— La journée n’est pas finie, il faut
mettre une deuxième ancre.
— Bon, allons-y. On commence par où ?
demande Patrick toujours partant.
Le mouillage numéro deux est au fond du
poste avant. Il suffit, en temps normal, d’ouvrir les couvercles des deux
coffres, de sortir l’ancre par le capot avant et de la poser sur le pont puis
de sortir la chaîne par l’écubier du deuxième guindeau. Ensuite on la passe
par la partie gauche de la ferrure d’étrave. On la fait revenir par-dessus le
balcon et on l’assujettit à l’ancre avec une grosse manille. On la bascule
alors par-dessus le balcon en la retenant à l’aide d’un bout attaché à
cet effet. L’opération ne prend normalement pas plus de cinq minutes et le
mouillage est prêt à être descendu à l’aide du frein du deuxième
guindeau, une fois l’étrave amenée à l’endroit voulu. Le problème est
l’empilage de matériel sur le coffre où il est rangé. Alex hésite un
moment entre déménager le poste avant ou sortir le troisième mouillage
stocké dans les fonds sous le carré plus accessible mais beaucoup plus
difficile à sortir.
Nina qui a l’esprit pratique et à qui un coup de
ménage ne fait pas peur, décide :
— On va faire une chaîne pour
déplacer tout ce qui se trouve au-dessus des coffres du poste avant dans les
cabines arrière puis idem dans l’autre sens.
— Et on va faire ça
combien de fois ? demande Patrick.
— Deux fois ce soir et deux fois
demain.
— Et si on pouvait faire ça avant qu’il fasse nuit… précise
Alex.
Ensemble, ils s’y mettent immédiatement malgré la fatigue et le
contenu du poste avant se promène dans le bateau en direction d’une cabine
arrière puis de l’autre.
Une fois le matériel accessible,
l’installation est faite et la deuxième ancre pend maintenant à l’étrave.
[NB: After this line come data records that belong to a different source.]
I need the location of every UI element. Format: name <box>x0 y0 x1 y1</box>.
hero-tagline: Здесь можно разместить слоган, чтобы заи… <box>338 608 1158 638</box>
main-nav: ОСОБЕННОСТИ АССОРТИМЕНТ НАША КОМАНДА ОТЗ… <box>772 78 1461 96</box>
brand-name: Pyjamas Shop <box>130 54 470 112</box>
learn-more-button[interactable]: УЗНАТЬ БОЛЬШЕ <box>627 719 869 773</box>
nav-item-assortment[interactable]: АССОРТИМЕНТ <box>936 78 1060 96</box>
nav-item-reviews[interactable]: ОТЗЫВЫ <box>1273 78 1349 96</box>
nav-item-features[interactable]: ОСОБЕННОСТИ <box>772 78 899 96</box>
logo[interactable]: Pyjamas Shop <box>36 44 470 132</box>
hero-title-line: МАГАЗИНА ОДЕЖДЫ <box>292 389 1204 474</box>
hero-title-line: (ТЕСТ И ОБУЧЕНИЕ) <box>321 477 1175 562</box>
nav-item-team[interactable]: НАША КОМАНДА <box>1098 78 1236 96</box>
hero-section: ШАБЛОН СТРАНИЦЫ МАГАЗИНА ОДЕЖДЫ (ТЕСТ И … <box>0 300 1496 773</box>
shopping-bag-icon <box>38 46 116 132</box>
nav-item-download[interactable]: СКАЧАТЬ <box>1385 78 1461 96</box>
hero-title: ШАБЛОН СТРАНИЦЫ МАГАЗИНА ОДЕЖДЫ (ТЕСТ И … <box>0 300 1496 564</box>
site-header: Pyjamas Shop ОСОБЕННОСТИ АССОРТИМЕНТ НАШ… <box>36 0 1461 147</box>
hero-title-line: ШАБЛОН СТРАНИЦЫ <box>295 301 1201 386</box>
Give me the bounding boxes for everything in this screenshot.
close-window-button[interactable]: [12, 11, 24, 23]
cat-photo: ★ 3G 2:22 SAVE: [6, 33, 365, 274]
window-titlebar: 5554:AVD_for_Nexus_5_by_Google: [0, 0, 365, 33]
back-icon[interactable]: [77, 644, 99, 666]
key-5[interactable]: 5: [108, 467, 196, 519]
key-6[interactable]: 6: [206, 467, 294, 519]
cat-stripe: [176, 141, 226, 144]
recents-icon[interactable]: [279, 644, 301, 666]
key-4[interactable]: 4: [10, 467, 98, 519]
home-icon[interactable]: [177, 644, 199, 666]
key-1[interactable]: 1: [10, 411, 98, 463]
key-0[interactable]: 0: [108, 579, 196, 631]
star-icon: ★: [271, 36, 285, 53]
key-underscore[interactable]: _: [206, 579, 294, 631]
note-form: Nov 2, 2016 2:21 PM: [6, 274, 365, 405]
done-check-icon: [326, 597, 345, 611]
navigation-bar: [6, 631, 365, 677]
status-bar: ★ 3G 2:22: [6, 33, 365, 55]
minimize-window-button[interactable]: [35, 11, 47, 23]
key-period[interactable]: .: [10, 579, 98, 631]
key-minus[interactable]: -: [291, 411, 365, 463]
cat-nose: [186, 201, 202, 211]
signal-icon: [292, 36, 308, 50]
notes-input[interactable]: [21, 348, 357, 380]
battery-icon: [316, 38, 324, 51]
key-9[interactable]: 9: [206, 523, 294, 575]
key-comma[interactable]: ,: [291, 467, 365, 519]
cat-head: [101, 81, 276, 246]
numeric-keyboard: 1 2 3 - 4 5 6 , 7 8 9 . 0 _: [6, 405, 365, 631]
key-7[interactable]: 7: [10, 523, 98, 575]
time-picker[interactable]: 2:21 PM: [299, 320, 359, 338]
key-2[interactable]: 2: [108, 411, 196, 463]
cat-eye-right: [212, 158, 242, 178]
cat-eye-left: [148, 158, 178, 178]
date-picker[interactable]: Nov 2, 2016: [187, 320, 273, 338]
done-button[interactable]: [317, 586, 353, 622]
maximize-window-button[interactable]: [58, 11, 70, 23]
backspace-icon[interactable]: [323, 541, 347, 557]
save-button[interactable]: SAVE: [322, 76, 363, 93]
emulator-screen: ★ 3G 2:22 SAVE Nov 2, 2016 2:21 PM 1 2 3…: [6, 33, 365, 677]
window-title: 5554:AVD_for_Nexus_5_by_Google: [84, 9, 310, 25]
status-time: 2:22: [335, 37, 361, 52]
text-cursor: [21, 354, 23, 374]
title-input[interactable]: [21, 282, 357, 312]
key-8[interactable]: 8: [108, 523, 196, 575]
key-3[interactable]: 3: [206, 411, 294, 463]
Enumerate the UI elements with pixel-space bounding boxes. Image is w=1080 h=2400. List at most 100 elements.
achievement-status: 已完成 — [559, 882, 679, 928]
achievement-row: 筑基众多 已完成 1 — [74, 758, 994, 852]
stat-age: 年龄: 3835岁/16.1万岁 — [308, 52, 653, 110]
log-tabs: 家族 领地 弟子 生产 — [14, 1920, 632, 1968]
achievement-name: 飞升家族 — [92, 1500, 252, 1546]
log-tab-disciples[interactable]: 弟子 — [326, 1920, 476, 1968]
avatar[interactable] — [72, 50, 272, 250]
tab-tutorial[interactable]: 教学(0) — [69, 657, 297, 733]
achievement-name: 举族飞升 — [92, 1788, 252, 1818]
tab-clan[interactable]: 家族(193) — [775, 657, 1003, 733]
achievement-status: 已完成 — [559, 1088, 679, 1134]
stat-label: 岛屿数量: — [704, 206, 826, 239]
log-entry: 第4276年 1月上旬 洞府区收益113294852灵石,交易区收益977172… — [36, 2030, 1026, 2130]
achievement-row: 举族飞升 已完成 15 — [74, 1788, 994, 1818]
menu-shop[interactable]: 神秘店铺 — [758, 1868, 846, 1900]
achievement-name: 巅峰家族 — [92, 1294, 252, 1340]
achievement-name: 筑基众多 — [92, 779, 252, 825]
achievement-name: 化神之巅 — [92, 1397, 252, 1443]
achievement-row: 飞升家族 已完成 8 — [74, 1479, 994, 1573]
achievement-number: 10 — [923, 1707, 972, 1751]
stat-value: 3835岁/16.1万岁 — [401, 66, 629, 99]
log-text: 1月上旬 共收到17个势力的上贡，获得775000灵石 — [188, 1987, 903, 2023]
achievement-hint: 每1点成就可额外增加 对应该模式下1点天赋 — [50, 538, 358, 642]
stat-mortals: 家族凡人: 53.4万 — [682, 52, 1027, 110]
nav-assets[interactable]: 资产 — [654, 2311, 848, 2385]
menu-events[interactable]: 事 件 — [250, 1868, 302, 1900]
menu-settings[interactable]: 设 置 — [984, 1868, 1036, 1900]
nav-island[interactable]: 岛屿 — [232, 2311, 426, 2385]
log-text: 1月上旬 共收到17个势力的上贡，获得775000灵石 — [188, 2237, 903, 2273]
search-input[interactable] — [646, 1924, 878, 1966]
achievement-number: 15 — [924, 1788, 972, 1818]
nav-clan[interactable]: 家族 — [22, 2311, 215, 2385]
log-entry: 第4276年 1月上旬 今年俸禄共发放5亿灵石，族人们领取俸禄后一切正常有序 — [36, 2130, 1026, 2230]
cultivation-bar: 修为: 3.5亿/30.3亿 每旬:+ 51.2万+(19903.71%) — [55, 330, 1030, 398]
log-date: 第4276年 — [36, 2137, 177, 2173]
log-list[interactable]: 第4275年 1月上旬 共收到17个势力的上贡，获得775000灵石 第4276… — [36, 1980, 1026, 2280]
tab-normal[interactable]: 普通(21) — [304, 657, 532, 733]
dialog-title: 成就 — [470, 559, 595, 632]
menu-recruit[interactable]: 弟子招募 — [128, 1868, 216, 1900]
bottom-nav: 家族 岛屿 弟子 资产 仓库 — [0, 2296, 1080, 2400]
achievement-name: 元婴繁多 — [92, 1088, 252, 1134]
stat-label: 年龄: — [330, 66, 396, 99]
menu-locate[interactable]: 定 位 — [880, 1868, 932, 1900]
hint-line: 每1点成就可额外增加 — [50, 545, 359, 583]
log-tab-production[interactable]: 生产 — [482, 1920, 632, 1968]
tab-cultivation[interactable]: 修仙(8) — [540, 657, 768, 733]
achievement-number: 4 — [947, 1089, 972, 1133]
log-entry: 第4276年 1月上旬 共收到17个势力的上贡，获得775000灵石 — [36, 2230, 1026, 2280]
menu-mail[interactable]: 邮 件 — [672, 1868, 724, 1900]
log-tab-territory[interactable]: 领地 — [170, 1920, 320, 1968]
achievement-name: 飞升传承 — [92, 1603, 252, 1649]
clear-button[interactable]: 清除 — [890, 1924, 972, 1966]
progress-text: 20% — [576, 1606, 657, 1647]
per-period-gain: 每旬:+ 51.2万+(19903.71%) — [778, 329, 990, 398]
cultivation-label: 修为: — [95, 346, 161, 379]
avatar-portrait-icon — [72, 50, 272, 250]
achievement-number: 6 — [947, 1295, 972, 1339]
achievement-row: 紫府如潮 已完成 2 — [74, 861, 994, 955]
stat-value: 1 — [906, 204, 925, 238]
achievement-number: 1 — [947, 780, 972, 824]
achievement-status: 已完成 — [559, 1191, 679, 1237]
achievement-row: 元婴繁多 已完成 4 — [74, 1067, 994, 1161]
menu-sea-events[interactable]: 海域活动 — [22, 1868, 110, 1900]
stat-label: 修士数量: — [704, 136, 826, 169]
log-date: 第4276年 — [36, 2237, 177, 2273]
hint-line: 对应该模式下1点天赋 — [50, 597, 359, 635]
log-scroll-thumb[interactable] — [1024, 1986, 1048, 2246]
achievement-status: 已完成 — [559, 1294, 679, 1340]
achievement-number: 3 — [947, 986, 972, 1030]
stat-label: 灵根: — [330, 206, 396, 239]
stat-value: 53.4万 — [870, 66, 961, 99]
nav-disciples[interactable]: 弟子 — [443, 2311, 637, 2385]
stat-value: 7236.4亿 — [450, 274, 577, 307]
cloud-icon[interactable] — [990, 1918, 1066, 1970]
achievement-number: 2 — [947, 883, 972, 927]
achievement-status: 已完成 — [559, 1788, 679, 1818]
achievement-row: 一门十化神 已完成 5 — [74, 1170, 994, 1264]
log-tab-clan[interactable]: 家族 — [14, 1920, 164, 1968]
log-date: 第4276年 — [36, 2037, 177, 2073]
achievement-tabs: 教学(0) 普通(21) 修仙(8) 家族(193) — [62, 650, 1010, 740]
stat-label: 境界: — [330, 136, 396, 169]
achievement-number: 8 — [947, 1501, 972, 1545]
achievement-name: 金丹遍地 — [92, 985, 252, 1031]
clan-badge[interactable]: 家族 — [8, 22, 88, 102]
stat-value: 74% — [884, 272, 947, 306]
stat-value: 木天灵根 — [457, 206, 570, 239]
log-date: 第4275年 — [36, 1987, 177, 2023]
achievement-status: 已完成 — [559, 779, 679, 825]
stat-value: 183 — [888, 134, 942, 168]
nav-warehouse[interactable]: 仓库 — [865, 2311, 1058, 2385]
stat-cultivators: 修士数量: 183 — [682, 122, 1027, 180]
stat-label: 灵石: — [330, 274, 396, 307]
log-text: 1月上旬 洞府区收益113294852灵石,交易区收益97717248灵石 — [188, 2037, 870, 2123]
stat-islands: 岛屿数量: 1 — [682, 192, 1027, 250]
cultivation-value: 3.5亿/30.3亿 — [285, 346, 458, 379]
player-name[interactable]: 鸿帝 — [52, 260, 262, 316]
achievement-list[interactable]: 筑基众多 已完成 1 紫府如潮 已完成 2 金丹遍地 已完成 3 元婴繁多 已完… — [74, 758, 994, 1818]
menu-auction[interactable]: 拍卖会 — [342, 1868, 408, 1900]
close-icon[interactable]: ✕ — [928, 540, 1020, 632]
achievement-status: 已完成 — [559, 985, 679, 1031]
Alex redémarre le moteur. Cette ancre doit être posée dans un axe de dix
degrés à gauche de la première à une distance du double de la longueur du
mouillage principal. Nina qui connaît cela parfaitement pour l’avoir souvent
pratiqué, a mis des gants et elle guide Alex comme elle a l’habitude de le
faire, cette fois à l’aide du manche du guindeau. Béa qui a encore mal au
tibia, reste à distance. Quand elle lui fait signe, il arrête d’avancer,
enclenche la marche arrière et Nina desserre le frein du guindeau en dosant la
descente pour bien étaler la chaîne sur le fond. Ce mouillage est constitué
de vingt-cinq mètres de chaîne et de cinquante mètres d’aussière reliées
par une épissure cordage sur chaîne, joli travail de matelotage. Une fois
toute la chaîne passée, Nina peut prendre l’aussière à la main,
l’enrouler autour de la poupée du guindeau puis la laisser filer en freinant
suffisamment et en bloquant même par moment la descente pour que l’ancre se
plante bien dans le fond. Une fois que le bateau a retrouvé sa place et qu’il
est à nouveau tenu par son ancre principale, le second mouillage est réglé
juste pour pouvoir retenir le bateau si l’autre chasse. Patrick applaudit.
Comme tout l’équipage, il est admiratif de la qualité de la manœuvre. On
dirait parfois que Alex, Nina et leur bateau baignent dans de l’huile. Alex
pense : « Ça dépend des jours ». Mais ce jour-là ça a baigné, il ne
veut pas gâcher ses cartes et ne dit rien.
Il n’y a plus qu’à remettre
le contenu des cabines arrière dans le poste avant. À cet instant, certains se
disent qu’ils iraient bien y dormir. Dom qui montre un courage extraordinaire
dès qu’il s’agit de manger, arrive à les restaurer à l’aide de
conserves bien venues qu’il arrange à sa manière. Puis Murielle demande
enfin :
— Est-ce que je peux aller dormir pendant une semaine ?
—
Allez vous coucher, je surveille, répond Patrick qui fait son Rambo.